Commodity Demand — NSW1 — Wednesday 29 April 2026
NSW sits at $76.99/MWh with demand at 7,651 MW at 06:35 AEST — a moderate early-morning level that reflects the pre-dawn-to-morning-ramp transition. The price-demand relationship across today's trading history is clear: when demand peaked near 9,021 MW at 17:55 AEST, prices held in the $76–92/MWh band, while the overnight trough around 5,440–5,500 MW saw spot prices collapse to near zero and briefly negative, bottoming at $0.97/MWh around 12:50 AEST. That overnight low-demand window drove the sharpest price compression, with prices routinely clearing below $15/MWh between 11:30 AEST and 13:30 AEST.
The day's demand arc followed a textbook autumn profile: a soft overnight floor, a morning ramp from around 5,800 MW at 11:30 AEST to a peak of 9,021 MW by 17:55 AEST, then a post-peak retreat. Current demand at 7,651 MW is rebuilding from the 6,376 MW trough recorded around 04:00 AEST (18:00 UTC), consistent with the early-morning residential and commercial ramp that typically precedes today's business-day peak. Forecast pricing for the next two half-hour intervals sits at $79/MWh, signalling the market expects demand to keep climbing and price to firm modestly as the morning peak develops.

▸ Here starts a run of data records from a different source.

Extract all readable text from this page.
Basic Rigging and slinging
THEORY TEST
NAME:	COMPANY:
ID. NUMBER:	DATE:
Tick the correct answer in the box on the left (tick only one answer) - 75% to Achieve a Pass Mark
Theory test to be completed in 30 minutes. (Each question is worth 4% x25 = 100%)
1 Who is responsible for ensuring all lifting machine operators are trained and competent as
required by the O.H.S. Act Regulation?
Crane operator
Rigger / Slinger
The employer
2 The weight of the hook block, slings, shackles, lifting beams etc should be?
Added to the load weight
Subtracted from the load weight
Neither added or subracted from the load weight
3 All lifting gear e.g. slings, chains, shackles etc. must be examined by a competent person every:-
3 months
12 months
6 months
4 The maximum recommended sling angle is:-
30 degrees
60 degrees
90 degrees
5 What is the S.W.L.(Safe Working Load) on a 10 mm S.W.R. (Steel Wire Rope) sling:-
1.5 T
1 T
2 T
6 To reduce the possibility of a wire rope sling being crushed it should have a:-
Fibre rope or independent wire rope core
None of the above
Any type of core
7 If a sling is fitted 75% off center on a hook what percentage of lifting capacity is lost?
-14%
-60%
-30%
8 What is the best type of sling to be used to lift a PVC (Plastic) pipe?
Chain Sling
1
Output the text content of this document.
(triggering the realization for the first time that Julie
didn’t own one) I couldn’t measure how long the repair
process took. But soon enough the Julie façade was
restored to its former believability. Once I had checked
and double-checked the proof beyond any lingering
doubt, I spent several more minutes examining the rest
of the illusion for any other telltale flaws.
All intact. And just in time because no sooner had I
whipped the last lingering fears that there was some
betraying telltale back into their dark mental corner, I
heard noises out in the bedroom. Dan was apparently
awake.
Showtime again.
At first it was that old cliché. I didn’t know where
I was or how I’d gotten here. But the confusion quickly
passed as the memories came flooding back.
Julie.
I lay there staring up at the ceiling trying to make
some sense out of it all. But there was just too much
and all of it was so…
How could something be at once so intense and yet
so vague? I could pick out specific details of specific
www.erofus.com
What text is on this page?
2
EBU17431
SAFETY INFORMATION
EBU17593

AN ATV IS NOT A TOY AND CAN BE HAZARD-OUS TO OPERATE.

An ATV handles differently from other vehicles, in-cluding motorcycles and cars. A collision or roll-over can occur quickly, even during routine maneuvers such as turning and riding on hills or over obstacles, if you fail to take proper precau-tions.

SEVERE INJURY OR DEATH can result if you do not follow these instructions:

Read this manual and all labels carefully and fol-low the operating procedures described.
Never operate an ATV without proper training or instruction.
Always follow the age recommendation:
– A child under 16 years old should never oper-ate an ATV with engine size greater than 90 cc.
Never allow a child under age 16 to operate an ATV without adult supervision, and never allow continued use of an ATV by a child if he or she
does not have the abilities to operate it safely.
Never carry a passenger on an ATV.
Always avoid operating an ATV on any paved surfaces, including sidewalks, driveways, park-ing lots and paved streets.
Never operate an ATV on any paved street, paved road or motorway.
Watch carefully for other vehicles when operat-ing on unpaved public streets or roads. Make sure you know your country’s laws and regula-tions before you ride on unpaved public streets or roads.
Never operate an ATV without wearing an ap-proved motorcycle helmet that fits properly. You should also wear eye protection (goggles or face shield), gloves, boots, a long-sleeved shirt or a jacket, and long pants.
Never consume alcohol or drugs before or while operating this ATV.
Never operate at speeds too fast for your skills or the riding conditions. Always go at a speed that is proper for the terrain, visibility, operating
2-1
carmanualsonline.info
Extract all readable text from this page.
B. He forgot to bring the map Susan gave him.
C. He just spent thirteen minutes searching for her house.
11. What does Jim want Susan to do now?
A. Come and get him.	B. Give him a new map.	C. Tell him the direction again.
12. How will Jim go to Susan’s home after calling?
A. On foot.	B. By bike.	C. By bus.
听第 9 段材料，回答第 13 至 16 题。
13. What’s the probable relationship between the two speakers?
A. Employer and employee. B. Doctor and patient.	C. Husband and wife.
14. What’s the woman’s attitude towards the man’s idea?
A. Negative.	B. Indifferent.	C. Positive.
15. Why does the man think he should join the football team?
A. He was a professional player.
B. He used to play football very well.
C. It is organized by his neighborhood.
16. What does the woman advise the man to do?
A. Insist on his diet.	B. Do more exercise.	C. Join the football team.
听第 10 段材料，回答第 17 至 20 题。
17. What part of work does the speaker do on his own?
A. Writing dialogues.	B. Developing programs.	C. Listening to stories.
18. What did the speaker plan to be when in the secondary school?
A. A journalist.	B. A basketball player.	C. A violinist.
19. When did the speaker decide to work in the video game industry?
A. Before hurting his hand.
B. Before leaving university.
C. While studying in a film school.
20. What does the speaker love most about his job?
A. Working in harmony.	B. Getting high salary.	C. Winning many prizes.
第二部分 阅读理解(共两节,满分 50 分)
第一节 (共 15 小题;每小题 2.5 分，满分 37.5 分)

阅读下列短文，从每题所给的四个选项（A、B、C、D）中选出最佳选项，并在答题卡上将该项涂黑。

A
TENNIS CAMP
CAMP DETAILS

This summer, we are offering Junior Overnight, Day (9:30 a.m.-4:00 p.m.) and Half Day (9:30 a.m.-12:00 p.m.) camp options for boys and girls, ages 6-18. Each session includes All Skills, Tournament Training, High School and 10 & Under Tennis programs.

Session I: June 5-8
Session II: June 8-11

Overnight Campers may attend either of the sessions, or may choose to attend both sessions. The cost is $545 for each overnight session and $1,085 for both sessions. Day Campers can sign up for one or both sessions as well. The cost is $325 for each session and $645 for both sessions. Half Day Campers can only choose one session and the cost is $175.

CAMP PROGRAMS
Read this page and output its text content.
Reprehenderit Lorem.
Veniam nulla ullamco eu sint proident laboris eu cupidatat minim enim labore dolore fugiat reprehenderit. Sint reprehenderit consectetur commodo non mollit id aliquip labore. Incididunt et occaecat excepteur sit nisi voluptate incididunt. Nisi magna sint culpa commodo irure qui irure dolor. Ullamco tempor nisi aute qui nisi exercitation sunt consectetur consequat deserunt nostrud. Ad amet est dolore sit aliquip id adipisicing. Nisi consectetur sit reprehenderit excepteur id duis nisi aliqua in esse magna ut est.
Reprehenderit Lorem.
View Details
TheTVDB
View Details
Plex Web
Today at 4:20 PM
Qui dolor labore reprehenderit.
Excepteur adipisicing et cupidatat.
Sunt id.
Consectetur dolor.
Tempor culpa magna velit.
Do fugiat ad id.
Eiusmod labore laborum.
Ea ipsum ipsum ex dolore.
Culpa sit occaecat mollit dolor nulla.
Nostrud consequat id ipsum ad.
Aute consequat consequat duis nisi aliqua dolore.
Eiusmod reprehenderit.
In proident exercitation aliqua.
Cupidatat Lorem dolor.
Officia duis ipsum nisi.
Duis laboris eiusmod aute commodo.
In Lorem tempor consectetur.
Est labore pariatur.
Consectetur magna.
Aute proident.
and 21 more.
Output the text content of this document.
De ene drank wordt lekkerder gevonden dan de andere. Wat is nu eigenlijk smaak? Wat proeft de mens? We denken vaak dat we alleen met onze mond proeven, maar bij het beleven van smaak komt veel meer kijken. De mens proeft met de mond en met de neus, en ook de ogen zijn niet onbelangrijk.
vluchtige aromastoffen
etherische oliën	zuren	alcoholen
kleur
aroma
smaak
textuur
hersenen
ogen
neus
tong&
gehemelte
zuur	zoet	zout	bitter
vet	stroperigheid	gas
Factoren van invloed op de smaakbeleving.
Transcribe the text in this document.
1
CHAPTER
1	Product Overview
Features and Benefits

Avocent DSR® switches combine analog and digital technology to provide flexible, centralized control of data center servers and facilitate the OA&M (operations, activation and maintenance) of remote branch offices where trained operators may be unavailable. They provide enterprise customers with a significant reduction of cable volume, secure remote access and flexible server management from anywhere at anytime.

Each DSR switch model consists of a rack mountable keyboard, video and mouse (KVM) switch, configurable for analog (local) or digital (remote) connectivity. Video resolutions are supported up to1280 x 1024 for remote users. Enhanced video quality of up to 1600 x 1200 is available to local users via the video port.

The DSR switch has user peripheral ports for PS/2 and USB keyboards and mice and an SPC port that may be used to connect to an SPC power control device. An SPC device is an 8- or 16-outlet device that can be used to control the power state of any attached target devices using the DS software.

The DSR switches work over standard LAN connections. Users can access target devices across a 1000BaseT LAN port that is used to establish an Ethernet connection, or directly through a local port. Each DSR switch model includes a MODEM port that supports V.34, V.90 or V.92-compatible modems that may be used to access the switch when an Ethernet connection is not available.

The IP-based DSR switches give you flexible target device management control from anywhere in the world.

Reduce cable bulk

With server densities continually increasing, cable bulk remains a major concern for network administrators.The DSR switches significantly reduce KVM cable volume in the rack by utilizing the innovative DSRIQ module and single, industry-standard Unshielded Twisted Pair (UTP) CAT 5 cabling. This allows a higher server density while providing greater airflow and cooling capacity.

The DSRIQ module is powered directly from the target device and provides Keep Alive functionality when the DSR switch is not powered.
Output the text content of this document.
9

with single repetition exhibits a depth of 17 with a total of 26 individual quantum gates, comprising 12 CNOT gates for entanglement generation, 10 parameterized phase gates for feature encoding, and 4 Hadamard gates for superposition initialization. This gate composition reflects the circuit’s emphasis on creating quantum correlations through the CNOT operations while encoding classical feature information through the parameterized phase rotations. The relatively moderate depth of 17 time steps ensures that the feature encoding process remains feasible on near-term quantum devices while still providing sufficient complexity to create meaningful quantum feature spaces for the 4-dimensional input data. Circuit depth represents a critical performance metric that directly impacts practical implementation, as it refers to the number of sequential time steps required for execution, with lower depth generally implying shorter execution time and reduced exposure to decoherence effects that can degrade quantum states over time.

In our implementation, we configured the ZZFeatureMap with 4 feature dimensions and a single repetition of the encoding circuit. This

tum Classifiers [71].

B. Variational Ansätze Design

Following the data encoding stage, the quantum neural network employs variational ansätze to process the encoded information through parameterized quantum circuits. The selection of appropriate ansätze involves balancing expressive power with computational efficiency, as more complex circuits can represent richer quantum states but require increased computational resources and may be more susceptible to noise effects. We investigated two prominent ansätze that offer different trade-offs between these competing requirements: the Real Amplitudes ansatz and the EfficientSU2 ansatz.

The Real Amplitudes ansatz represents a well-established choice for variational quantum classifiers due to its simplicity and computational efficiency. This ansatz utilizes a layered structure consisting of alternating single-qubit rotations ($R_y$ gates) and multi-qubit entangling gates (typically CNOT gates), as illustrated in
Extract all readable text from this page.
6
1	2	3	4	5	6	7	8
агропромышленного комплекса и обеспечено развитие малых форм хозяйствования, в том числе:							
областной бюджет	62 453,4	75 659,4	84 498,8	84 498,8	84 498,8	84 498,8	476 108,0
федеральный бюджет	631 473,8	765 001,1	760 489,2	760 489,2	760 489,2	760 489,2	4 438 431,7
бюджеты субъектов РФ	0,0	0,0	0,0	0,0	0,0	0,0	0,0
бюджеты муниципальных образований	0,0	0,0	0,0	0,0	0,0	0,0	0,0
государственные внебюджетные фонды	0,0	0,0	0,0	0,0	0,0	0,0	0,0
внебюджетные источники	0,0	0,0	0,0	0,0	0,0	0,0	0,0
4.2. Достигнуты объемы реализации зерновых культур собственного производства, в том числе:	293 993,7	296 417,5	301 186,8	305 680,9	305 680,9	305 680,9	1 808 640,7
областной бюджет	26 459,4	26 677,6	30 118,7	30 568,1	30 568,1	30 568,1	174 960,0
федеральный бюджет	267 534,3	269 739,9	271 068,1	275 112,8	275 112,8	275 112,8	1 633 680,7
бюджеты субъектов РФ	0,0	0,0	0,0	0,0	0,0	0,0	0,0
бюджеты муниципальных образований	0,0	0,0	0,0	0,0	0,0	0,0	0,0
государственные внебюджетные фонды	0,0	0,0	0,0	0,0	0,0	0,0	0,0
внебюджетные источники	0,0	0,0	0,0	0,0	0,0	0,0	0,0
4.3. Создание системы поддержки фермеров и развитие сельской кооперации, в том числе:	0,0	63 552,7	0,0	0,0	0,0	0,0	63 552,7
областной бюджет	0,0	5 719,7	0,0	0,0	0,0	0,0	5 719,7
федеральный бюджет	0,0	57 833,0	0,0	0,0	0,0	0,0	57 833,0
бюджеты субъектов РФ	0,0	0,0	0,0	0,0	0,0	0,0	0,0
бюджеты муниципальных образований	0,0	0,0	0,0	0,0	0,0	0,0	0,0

The QNI interconnector constraint (notice 144013, constraint set I-QN_550 invoked at 02:40 AEST) remains active due to the Armidale–Sapphire 330 kV outage, scheduled until 02 May. This caps NSW's ability to draw from Queensland during peak periods, placing additional reliance on local generation to meet demand — a factor that tightens the supply stack when demand approaches 8,500–9,000 MW and pushes prices toward the $77–92/MWh range seen during this morning's prior peak. With today's max temperature forecast at 22.5°C and low wind potential (0.7 average), heating demand is modest and thermal generation is carrying the bulk of load at 4,950 MW from black coal and 248 MW combined from wind and solar. Expect prices to firm into the $76–90/MWh range as demand climbs through the 8,000–9,000 MW band during the business-day peak, consistent with the pattern already established across today's dispatch intervals.